È l’eccesso costante, il mai sazio: in lui ogni gesto supera il vivere civile, lo precede. Ubu è l’avanguardia della civiltà, finanche del buongusto. Quando l’opera fu finalmente messa in scena, venne accolta da fischi e rimostranze della platea: il pubblico, in quel burattino che soccombeva alla sua stessa ambizione aveva ritrovato non solo un <<ignobile doppio>>, come pure ebbe a scrivere lo stesso Jarry in un articolo redatto per “La revue blanche” il primo gennaio 1987, ma pure il proprio più prossimo avvenire.

Ubu non è soltanto l’avanguardia, ma pure la divinazione della civiltà.

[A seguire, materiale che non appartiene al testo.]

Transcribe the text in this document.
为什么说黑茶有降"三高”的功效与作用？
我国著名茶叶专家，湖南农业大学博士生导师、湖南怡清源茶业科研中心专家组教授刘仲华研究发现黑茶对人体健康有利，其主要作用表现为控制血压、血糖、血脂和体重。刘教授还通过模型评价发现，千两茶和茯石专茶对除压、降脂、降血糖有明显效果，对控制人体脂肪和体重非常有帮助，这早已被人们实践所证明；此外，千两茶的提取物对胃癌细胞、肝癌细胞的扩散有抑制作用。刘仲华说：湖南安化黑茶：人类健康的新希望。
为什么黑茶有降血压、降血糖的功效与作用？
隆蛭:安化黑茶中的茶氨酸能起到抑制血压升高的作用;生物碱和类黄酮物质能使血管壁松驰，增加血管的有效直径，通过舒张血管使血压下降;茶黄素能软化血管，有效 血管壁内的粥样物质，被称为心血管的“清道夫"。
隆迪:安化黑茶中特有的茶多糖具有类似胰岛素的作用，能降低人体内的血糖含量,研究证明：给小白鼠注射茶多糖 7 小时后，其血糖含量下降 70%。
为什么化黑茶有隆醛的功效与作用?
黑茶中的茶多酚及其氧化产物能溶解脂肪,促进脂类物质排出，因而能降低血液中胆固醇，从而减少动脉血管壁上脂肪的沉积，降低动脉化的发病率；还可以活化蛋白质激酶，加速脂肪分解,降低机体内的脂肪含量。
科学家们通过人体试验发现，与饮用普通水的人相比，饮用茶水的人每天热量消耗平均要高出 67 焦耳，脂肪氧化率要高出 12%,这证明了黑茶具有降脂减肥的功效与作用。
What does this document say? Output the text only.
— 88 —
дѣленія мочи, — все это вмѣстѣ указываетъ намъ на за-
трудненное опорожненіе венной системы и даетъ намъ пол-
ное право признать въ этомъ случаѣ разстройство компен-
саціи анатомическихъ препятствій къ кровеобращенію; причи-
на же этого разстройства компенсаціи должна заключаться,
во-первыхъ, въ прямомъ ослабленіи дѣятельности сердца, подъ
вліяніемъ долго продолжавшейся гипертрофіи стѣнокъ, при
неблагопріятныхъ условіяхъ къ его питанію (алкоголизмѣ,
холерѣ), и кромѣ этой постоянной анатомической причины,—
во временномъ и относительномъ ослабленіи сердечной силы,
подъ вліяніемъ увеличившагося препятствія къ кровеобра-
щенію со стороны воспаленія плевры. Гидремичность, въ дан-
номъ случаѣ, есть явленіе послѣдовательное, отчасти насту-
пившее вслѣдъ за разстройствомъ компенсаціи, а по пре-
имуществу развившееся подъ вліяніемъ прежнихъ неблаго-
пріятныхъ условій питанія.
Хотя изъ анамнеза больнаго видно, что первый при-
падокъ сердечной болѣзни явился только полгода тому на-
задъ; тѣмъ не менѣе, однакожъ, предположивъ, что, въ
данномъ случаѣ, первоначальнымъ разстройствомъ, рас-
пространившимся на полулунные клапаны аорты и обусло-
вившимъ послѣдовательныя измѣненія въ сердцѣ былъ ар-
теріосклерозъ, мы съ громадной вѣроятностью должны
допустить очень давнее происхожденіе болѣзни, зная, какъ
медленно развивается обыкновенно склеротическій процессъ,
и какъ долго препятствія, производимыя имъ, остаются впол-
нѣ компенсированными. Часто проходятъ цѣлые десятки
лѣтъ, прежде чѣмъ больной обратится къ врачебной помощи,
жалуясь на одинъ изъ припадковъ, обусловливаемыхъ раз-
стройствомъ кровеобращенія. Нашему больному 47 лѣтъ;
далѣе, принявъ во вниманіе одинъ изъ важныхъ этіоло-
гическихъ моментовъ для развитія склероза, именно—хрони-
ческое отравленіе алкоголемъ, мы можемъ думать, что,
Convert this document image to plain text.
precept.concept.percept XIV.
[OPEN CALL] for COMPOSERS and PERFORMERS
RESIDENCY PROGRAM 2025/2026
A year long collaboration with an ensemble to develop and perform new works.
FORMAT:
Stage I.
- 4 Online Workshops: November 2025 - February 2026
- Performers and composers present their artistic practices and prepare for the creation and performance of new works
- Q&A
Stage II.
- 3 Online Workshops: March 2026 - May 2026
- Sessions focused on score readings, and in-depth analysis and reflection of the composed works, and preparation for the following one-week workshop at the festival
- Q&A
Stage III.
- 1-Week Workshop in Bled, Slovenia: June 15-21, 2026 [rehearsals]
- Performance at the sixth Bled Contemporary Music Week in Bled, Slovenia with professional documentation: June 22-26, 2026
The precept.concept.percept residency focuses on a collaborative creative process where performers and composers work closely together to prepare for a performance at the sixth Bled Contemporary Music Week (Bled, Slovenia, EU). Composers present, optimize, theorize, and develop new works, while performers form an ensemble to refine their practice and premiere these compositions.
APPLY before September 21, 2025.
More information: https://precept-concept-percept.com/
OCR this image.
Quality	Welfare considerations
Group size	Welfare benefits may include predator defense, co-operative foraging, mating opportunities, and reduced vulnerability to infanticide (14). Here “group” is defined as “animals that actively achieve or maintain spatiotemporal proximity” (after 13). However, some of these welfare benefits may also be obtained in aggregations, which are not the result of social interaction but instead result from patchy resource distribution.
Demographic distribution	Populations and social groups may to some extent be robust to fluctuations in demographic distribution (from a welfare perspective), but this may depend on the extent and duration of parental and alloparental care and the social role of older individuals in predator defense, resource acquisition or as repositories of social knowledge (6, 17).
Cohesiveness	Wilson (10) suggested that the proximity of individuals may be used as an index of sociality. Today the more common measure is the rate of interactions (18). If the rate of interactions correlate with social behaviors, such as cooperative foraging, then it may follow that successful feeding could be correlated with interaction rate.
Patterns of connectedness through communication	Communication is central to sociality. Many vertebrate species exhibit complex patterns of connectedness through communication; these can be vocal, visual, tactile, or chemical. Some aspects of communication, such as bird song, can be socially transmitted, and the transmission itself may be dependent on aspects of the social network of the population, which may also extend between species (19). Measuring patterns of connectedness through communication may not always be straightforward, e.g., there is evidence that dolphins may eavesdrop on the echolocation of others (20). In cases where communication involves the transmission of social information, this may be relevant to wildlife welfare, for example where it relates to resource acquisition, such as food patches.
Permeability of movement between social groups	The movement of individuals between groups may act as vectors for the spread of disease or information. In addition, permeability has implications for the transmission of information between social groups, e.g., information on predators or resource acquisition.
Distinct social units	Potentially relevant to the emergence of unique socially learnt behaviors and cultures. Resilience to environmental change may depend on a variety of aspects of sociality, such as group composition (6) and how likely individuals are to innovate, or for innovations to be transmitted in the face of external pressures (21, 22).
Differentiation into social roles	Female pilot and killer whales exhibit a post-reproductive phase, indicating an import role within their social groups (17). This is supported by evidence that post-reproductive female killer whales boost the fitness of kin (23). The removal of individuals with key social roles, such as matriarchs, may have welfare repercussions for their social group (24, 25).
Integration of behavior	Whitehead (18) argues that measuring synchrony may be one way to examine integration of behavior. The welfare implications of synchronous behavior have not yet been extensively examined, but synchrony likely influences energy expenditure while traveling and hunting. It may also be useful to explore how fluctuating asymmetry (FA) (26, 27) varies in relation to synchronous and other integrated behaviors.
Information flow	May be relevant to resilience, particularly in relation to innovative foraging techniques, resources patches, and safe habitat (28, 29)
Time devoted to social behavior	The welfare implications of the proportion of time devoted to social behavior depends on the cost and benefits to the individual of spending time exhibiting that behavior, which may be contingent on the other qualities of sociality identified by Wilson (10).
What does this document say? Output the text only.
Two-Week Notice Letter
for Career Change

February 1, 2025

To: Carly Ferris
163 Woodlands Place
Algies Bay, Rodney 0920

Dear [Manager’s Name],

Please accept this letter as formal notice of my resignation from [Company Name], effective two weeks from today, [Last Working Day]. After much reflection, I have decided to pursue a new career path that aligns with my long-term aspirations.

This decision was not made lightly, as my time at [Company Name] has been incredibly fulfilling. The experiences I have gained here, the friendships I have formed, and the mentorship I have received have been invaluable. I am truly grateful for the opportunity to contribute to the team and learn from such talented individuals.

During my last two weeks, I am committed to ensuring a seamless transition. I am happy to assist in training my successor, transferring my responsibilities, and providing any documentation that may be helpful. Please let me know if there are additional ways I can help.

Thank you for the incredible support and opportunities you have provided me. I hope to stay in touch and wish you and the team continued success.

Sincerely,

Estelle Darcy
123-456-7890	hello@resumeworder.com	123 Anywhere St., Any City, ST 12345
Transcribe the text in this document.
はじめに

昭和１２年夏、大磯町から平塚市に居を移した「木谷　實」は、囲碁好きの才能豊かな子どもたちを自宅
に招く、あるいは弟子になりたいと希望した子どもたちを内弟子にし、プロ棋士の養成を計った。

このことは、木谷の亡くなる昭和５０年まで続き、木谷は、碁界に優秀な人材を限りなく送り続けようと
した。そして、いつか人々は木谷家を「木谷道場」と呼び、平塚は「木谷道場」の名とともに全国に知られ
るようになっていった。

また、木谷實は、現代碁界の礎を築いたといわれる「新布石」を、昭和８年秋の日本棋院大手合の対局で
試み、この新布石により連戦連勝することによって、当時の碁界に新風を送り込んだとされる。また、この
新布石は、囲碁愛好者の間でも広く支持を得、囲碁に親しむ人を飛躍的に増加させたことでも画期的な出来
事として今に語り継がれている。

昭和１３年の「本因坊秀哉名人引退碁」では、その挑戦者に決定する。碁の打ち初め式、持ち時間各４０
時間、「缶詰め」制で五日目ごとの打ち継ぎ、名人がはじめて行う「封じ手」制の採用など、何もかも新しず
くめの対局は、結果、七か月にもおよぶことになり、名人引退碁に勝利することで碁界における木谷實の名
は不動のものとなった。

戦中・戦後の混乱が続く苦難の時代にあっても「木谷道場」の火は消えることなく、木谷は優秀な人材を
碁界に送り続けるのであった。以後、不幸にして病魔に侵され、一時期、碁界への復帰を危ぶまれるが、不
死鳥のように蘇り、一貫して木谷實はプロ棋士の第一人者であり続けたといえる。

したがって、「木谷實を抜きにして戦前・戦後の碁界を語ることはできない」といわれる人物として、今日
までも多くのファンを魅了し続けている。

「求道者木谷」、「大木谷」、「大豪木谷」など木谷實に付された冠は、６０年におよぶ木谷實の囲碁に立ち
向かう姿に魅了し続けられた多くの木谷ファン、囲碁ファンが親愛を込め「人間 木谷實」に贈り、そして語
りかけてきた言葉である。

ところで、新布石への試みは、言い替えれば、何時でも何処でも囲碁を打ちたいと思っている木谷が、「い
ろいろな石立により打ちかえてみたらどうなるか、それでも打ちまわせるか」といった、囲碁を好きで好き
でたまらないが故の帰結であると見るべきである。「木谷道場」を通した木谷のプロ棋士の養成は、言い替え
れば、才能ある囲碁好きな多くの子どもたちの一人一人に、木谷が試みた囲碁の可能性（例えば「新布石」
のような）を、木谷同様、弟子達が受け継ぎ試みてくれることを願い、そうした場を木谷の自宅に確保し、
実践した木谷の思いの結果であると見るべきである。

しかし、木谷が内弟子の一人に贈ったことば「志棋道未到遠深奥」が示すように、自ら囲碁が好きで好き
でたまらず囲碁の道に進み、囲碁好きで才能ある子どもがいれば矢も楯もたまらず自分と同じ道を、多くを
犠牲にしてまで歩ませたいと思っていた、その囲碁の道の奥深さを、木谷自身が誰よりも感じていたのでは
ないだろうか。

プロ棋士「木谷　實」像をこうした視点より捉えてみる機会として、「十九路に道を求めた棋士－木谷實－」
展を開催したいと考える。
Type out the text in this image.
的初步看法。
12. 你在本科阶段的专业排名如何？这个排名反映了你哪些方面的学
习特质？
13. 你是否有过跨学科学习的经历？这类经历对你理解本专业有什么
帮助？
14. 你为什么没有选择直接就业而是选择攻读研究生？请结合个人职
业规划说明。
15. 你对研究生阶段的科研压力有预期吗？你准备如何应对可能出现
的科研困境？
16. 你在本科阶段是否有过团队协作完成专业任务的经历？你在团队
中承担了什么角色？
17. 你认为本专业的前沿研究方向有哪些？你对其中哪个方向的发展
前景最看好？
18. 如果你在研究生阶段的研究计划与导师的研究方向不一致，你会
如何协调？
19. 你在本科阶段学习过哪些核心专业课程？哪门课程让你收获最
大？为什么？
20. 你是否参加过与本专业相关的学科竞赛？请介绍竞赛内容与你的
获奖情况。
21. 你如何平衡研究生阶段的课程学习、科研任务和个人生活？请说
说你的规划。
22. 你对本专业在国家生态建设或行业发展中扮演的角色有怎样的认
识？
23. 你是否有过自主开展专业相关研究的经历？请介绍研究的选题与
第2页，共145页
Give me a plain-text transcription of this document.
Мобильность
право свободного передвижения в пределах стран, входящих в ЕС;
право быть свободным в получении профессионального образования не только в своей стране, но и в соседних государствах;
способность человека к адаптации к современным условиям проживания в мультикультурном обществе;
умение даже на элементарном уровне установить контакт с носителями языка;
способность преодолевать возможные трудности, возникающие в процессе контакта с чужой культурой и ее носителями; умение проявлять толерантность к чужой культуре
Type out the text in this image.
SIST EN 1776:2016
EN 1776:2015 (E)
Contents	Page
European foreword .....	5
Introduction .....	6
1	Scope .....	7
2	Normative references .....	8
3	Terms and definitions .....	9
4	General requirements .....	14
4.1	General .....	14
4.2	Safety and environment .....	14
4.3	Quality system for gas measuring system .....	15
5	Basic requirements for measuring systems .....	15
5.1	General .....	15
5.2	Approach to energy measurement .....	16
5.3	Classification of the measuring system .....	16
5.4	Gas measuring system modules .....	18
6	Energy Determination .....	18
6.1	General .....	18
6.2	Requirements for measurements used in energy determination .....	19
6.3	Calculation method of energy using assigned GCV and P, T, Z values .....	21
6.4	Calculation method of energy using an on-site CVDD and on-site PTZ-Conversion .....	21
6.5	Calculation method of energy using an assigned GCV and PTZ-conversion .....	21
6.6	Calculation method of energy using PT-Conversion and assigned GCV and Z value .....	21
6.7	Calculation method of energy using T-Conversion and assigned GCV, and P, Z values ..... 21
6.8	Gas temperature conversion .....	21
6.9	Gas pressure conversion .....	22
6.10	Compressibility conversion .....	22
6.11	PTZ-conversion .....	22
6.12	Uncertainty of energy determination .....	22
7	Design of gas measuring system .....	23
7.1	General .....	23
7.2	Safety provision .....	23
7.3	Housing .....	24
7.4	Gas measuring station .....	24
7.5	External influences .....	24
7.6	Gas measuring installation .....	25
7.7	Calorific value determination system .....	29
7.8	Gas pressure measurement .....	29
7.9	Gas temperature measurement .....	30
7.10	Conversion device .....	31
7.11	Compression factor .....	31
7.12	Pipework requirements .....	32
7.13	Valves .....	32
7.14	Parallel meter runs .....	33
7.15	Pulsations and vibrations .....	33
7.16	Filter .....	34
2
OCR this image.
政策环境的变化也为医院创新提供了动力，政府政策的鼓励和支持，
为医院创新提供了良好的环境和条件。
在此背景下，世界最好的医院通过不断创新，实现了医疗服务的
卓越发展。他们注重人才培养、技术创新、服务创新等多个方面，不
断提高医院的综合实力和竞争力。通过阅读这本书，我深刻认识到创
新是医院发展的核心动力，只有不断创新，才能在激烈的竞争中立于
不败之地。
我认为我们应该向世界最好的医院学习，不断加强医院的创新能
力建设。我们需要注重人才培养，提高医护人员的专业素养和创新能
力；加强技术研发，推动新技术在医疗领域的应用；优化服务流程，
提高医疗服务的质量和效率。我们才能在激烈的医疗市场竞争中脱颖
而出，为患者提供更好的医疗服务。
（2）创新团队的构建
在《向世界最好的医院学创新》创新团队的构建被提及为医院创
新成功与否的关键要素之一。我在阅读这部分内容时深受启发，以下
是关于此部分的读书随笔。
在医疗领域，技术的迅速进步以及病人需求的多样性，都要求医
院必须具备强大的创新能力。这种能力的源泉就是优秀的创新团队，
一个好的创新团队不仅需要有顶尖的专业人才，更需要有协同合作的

Di notevole interesse che fuori da Ubu quale eccesso di mondanità, la produzione inconscia di una vita interiore sia relegata alla clausura. Ubu non ascolta la voce della coscienza, bensì quella del gorgogliare incessante dei propri nervi. È forse per tale ragione così maestoso? Leviatano della mediocrità e delle ambizioni ridicole, satira infiltrata nel mondo attraverso le spiraglio della drammaturgia. Oltre l’assurdo, la realtà. Ubuesca.

Antonio Iannone

[1] Sull’utilizzo dell’apostrofo quale primo grafèma del termine Patafisica, cfr. R. Asnicar, Della ‘Patafisica. Diverticoli sulla Scienza delle Scienze, Editrice La Mandragora, Imola 2013, p. 8, per cui <<l’apostrofo davanti alla paola indica una ‘Patafisica cosciente, l’assenza dell’apostrofo indica una patafisica incosciente>>.
[2] Naturale che per ventraglia s’intenda la grossa pancia di Padre Ubu. Con giduglia si indica invece la spirale di cui è adorna.

Bibliografia
R. Asnicar, Della ‘Patafisica. Diverticoli sulla Scienza delle Scienze, Editrice La Mandragora, Imola 2013.
M. Foucault, Gli anormali. Corso al Collège de France (1974-1975), a c. di V. Marchetti – A. Salomoni, Giangiacomo Feltrinelli Editore, Milano 2000.
A. Jarry, Ubu roi, Ubu cornuto, Ubu incatenato, Ubu sulla Collina, trad. di C. Rugafiori – B. Candian, Adelphi, Milano 1977.
A. Jarry, Gesta e opinioni del dottor Faustroll, patafisico, a c. di C. Rugafiori, Adelphi, Milano 1984.